On Wednesday, February 20, 2013 12:00:07 PM UTC, Felix.Frank wrote:
>
> On 02/20/2013 12:02 PM, spankt...@gmail.com <javascript:> wrote: 
> > 
> > Regardless of how much use it has, it is a spof. Once it's down, whole 
> > cluster malfunctiones. With monolithic CA server down, all clusters are 
> > malfunctioning. 
>
> I disagree. An SSL connection requires two peers and at least one signed 
> certificate. The client needs to trust the issuer's certificate, but it 
> needs not contact a ca server to re-validate that certificate for each 
> connection. 
>
> A downtime of the CA service would merely imply that you cannot sign any 
> new certificates for the time being. 
>

And that's already too much. The whole point of this is to avoid spof's of 
any kind and be able to create redundant, highly available Puppet 
infrastructure. Unfortunately, I cant accept single CA server.
 

>
> >     Have you had any success signing the certificate using openssl, when 
> >     the 
> >     CSR originates with the agent (so, as a start, you do step 2 your 
> way?) 
> >     Once you have that working, all that's left to do is doing the CSR 
> >     generation using openssl, which shouldn't be that hard, either. 
> What's 
> >     hard is not doing it on the agent node. 
> > 
> > 
> > No, so far I've complete failure. I tried to do it the Mozilla way, from 
> > the link included in original post, but it fails and I cant find out 
> why. 
>
> I only just looked at that. Lots of script work I won't dive into. 
>
> I advise to do this bottom up: 
>
> 1. Set up a plain old puppet master the usual way, make it work with an 
> agent 
>
> 2. Once that works, add another agent, but don't "puppet ca sign" its 
> certificate but instead use an openssl invocation. Place the signed 
> certificate in the appropriate location on the master host. The agent 
> should receive it during its next connection. 
>
> 3. Once that works, generate a CSR on yet a new agent using openssl, put 
> the files in the appropriate locations in /var/lib/puppet/ssl and do an 
> agent run. It should send your CSR to the master. Repeat step 2. 
>
> 4. Once that works, you're basically there. Doing step 3 on the master 
> node and transferring the files should not be too different. 
>

And what would be the purpose of that? That still includes using puppet to 
create CA, and I want to avoid that completely. What the ideal workflow 
would like is:

1. Puppetmaster's vm's are being booted. No CA nor cert actions taken.

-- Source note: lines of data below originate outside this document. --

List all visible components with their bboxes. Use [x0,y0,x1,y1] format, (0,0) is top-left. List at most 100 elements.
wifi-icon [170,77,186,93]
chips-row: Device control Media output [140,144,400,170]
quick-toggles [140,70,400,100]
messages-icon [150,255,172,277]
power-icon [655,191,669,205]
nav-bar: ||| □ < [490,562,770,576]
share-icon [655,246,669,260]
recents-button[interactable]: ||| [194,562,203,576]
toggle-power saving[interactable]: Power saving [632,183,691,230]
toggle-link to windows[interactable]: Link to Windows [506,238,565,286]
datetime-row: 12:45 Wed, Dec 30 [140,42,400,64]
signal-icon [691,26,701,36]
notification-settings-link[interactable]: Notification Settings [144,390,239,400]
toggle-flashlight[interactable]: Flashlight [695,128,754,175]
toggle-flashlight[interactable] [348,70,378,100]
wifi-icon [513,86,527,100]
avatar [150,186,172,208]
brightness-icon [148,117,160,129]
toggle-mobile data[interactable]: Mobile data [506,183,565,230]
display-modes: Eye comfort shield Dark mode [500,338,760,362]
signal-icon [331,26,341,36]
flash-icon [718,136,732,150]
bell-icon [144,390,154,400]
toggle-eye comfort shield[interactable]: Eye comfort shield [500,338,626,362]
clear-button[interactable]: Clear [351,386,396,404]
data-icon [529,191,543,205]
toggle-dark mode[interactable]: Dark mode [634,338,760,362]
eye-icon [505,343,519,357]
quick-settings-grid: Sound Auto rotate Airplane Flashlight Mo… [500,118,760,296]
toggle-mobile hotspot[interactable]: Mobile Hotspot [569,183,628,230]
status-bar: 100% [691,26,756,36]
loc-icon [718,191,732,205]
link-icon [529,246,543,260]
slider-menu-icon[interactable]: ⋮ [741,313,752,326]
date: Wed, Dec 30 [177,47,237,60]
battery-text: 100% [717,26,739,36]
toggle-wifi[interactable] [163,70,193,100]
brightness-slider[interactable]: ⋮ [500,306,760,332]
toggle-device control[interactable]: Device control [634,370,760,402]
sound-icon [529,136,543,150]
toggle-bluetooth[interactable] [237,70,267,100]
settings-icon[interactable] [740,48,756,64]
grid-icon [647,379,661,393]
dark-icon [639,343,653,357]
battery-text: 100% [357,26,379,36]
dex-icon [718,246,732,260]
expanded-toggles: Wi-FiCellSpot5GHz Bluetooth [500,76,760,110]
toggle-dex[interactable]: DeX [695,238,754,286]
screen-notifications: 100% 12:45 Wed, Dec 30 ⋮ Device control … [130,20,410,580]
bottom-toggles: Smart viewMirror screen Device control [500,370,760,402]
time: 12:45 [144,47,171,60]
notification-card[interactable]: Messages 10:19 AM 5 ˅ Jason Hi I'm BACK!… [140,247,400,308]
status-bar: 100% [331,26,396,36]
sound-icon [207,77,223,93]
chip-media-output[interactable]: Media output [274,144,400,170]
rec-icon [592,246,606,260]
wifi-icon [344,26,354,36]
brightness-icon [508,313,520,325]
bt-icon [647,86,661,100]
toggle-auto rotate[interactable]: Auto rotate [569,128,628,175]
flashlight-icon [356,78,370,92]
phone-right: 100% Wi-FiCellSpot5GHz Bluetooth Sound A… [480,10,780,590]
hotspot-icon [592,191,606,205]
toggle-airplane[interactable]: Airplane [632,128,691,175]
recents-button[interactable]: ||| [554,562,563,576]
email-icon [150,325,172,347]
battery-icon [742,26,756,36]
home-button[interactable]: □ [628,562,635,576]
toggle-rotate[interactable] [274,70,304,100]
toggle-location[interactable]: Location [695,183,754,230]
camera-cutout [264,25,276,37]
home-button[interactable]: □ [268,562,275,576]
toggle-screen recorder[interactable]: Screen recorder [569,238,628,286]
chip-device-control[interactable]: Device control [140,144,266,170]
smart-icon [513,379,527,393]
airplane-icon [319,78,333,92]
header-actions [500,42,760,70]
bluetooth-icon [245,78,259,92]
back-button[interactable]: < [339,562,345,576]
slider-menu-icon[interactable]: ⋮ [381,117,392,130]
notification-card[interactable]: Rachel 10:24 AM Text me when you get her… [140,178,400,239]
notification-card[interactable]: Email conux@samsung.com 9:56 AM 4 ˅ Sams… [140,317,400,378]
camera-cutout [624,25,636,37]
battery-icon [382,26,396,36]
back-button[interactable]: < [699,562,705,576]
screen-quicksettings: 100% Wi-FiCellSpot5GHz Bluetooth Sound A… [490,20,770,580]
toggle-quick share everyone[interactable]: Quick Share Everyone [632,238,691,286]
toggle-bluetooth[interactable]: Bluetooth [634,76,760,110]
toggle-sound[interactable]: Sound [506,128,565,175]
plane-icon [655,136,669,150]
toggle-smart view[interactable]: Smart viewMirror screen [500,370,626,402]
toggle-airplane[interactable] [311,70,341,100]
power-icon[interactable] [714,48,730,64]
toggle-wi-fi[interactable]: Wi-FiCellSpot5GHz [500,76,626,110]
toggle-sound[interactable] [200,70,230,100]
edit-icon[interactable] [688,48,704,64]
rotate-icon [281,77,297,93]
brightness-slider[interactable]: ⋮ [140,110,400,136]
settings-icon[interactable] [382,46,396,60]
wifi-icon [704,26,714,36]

2. User goes to web app, click's 'generate CA' - CA gets generated.

3. User provides node names to generate - CA generated in 2. is being used 
to generate and sign these.

4. User downloads all files neccessary to place on his puppet nodes.

5. CA and client certs are being placed on vm's booted in 1.

6. User can now use his nodes without any certificate actions required to 
talk to puppetmasters behind the loadbalancer.